The SrFe2O4 nanoferrite sample showed 60% inhibition (%) compared to CaFe2O4 (45%). Alternatively, SrFe2O4 is biodegradable compared to CaFe2O4, and can be elucidated based on creation of reactive oxygen species such as hydrogen peroxide (H2O2), superoxide anion (O2), hydroxyl radical, and hydroxyl ion (OH) [63, 64]. Furthermore, the size of nanocrystalline SrFe2O4 is smaller than that of CaFe2O4. Thus, the nanocrystalline SrFe2O4 possesses a large surface/volume ratio, which plays a crucial role in its strong antifungal activity.
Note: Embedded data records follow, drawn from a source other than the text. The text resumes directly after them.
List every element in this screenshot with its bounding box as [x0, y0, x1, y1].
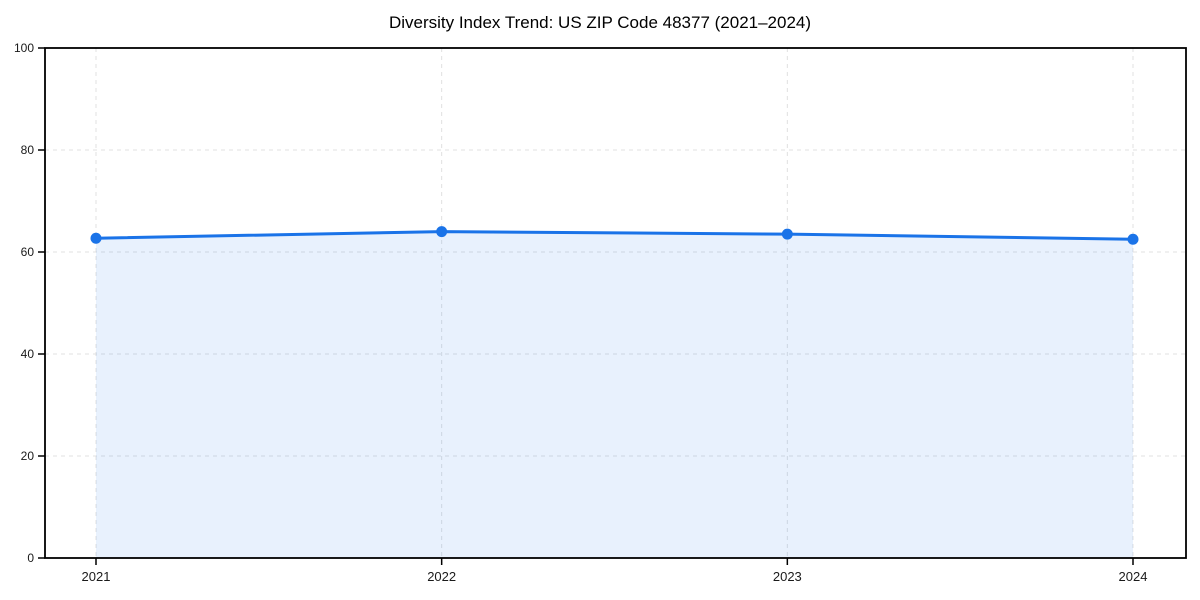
area-fill: [96, 231, 1133, 558]
data-point-marker: [436, 226, 448, 238]
data-point-marker: [1127, 233, 1139, 245]
x-tick-label: 2021: [82, 569, 111, 584]
y-tick-label: 40: [21, 347, 35, 361]
y-tick-label: 60: [21, 245, 35, 259]
trend-line: [94, 230, 1135, 241]
x-tick-label: 2023: [773, 569, 802, 584]
chart-title: Diversity Index Trend: US ZIP Code 48377…: [389, 13, 811, 32]
y-tick-label: 100: [14, 41, 34, 55]
plot-border: [44, 47, 1187, 559]
y-tick-label: 80: [21, 143, 35, 157]
y-tick-label: 0: [27, 551, 34, 565]
data-point-marker: [90, 232, 102, 244]
x-tick-label: 2024: [1119, 569, 1148, 584]
x-tick-label: 2022: [427, 569, 456, 584]
y-tick-label: 20: [21, 449, 35, 463]
plot-area: 0 20 40 60 80 100 2021 2022 2023 2024: [14, 41, 1187, 584]
data-point-marker: [781, 228, 793, 240]
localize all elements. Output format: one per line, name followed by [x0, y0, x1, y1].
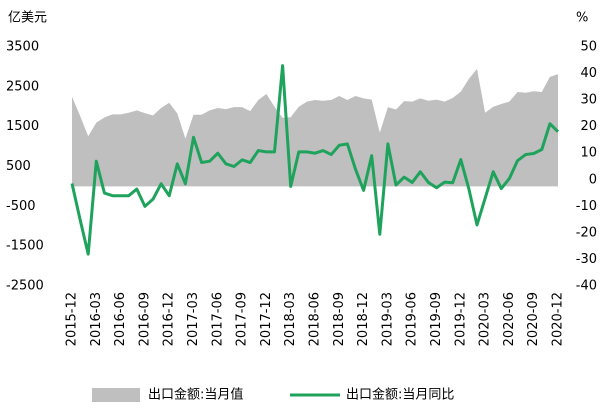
y2-tick-label: 0 — [589, 172, 597, 187]
y2-tick-label: 50 — [580, 40, 597, 55]
x-tick-label: 2019-09 — [429, 292, 444, 346]
x-tick-label: 2017-12 — [259, 292, 274, 346]
x-tick-label: 2020-12 — [551, 292, 566, 346]
y-tick-label: 1500 — [6, 119, 39, 134]
x-tick-label: 2016-09 — [137, 292, 152, 346]
legend-label: 出口金额:当月同比 — [346, 387, 454, 403]
y-axis-unit: 亿美元 — [8, 11, 47, 26]
legend-label: 出口金额:当月值 — [148, 387, 243, 403]
x-tick-label: 2020-09 — [526, 292, 541, 346]
area — [72, 68, 558, 187]
x-tick-label: 2018-03 — [283, 292, 298, 346]
y-tick-label: -1500 — [6, 239, 44, 254]
y2-tick-label: 30 — [580, 93, 597, 108]
y-tick-label: -2500 — [6, 279, 44, 294]
y2-tick-label: -40 — [576, 279, 597, 294]
x-tick-label: 2019-03 — [380, 292, 395, 346]
x-tick-label: 2018-06 — [308, 292, 323, 346]
x-tick-label: 2016-03 — [89, 292, 104, 346]
y2-axis-unit: % — [576, 11, 588, 26]
x-tick-label: 2016-06 — [113, 292, 128, 346]
y-tick-label: 3500 — [6, 40, 39, 55]
x-tick-label: 2020-06 — [502, 292, 517, 346]
y2-tick-label: 40 — [580, 66, 597, 81]
y2-tick-label: -10 — [576, 199, 597, 214]
y-tick-label: 500 — [6, 159, 31, 174]
y2-tick-label: 10 — [580, 146, 597, 161]
y2-tick-label: -20 — [576, 225, 597, 240]
legend-swatch — [92, 388, 140, 402]
x-tick-label: 2017-03 — [186, 292, 201, 346]
line — [70, 64, 560, 256]
y2-tick-label: 20 — [580, 119, 597, 134]
x-tick-label: 2019-06 — [405, 292, 420, 346]
x-tick-label: 2020-03 — [478, 292, 493, 346]
x-tick-label: 2016-12 — [162, 292, 177, 346]
y2-tick-label: -30 — [576, 252, 597, 267]
x-tick-label: 2018-12 — [356, 292, 371, 346]
x-tick-label: 2019-12 — [453, 292, 468, 346]
y-tick-label: -500 — [6, 199, 36, 214]
y-tick-label: 2500 — [6, 79, 39, 94]
x-tick-label: 2018-09 — [332, 292, 347, 346]
x-tick-label: 2015-12 — [65, 292, 80, 346]
x-tick-label: 2017-09 — [235, 292, 250, 346]
x-tick-label: 2017-06 — [210, 292, 225, 346]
Finally, these substances can be further optimized in the future to develop more potent and selective antimicrobial agents.

4 Conclusion

The ferrite magnetic nanoparticles of NiFe2O4, CaFe2O4, and SrFe2O4 have been successfully synthesized by a citrate auto combustion technique. X-ray diffraction patterns revealed the phase transition from cubic (Ni) to orthorhombic (Ca) to monoclinic (Sr). The different crystal structures of the samples mainly depend on the difference between the ionic radii of A and B cations. Specifically, large deformation and less symmetric structures are achieved when this difference is large. Furthermore, HRTEM images presented nanoparticles in different shapes, inconsistent with the different structures obtained from XRD analyses. The different structures of the samples, including their morphology, agglomeration, and porosity, are also evident from FESEM images of the samples. Besides, the variation in the characteristic Raman bands confirms the crystal structure of synthesized ferrites. The lattice parameters of the NiFe2O4, CaFe2O4, and SrFe2O4 systems are estimated considering the structural types belonging to the space groups Fd3m, Pbnm, and P1121/n, respectively. Furthermore, the M-H hysteresis loops of the investigated samples revealed that the magnetic properties of the Ni, Ca, and Sr samples are soft ferromagnetic, antiferromagnetic, and hard ferromagnetic, respectively. Additionally, the Hc for monoclinic SrFe2O4 is ≈ 42 times larger than that for NiFe2O4 with a cubic structure. Finally, the experimental results demonstrate that the particle size, morphology, and magnetic properties can be manipulated by the variation of the ionic radii of the A cations. Moreover, the SrFe2O4 sample is considered a suitable candidate for its application as an antifungal agent.